PETALING JAYA: The new taxes proposed in Budget 2019, such as tax on imported services, real property gains tax (RPGT) and departure levy, are seen to contribute insignificantly to the government’s revenue, according to Malaysian Rating Corp Bhd (MARC).
The new revenue-generating measures were meant to buffer government coffers against the drop in income following the abolishment of the goods and services tax.
The rating agency said in a report that it believes the new tax measures are not too robust and will not have an adverse impact on private consumption and business spending.
“Having said that, their contribution to overall revenue will not be too significant. This is reflected in the projected tax revenue growth of only 0.8% in 2019, which is well below the annual pace recorded between 2010 and 2018 (6% on a compound annual growth rate basis),” it said.
The overall revenue projection for 2019, however, is boosted by a one-off special dividend by Petroliam Nasional Bhd (Petronas) of RM30 billion, it added.
As contributions from the new taxes will take time to fully materialise, MARC said it expects the government to temporarily rely on oil-related income especially at a time when crude oil prices are relatively high.
Moving forward, it expects the government to continue seeking other avenues to broaden its revenue base.
Meanwhile, MARC said the notable increase in budget deficit projections is in line with its estimates of 3.5% to 3.8% for 2018 and 3.4% in 2019.

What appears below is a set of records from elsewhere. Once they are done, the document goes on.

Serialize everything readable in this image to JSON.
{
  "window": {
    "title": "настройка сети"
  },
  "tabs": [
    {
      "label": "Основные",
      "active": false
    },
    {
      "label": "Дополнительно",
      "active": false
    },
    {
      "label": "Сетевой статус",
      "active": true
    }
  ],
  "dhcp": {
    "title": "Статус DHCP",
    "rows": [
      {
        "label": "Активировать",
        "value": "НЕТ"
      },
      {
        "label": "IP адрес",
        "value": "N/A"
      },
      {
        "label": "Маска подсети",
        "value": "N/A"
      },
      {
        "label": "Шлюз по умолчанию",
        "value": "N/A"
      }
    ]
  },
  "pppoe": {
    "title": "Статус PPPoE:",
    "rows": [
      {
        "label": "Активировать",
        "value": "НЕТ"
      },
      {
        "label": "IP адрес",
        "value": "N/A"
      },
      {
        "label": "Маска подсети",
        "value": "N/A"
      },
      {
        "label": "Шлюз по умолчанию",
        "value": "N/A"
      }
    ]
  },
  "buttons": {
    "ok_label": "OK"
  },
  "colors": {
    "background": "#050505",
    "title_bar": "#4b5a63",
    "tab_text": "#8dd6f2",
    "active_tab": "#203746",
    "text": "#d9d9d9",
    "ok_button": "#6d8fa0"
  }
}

It opined that the deficit target of 3% of gross domestic product (GDP) is achievable by 2020 if average crude oil prices remain above US$60 per barrel and real GDP growth remains on its trajectory of 4.5%–5.5% in the next two years.
However, in the longer term, MARC said, the budget deficit trajectory will hinge on the continuing prudent management of operating expenditure (opex) and additional sustainable income streams that the government could introduce.
According to the Ministry of Finance’s Medium-Term Fiscal Framework, government revenue will continue to surpass opex, leaving an average positive balance of roughly RM4.3 billion a year.
“Hence, the budget deficit is anticipated to trend down to 2.8% in 2021. This target looks realistic in our view,” MARC added.
Apart from that, MARC said it expects that Malaysia’s medium-term financial liabilities will also hinge on the government’s decision to fulfill its election pledge to abolish tolls.
Meanwhile, other measures in Budget 2019, such as those for the capital market, will further assist funding needs and are positive for the overall economy. These include double tax deduction incentives for additional expenditure incurred on the issuance of sukuk under the principles of Ijarah and Wakalah, as well as that incurred on the issuance of retail bonds and sukuk which have been extended for three years.
Overall, MARC opined that Budget 2019 broadly meets the competing needs of fiscal consolidation while attempting to address the aspirations of the people.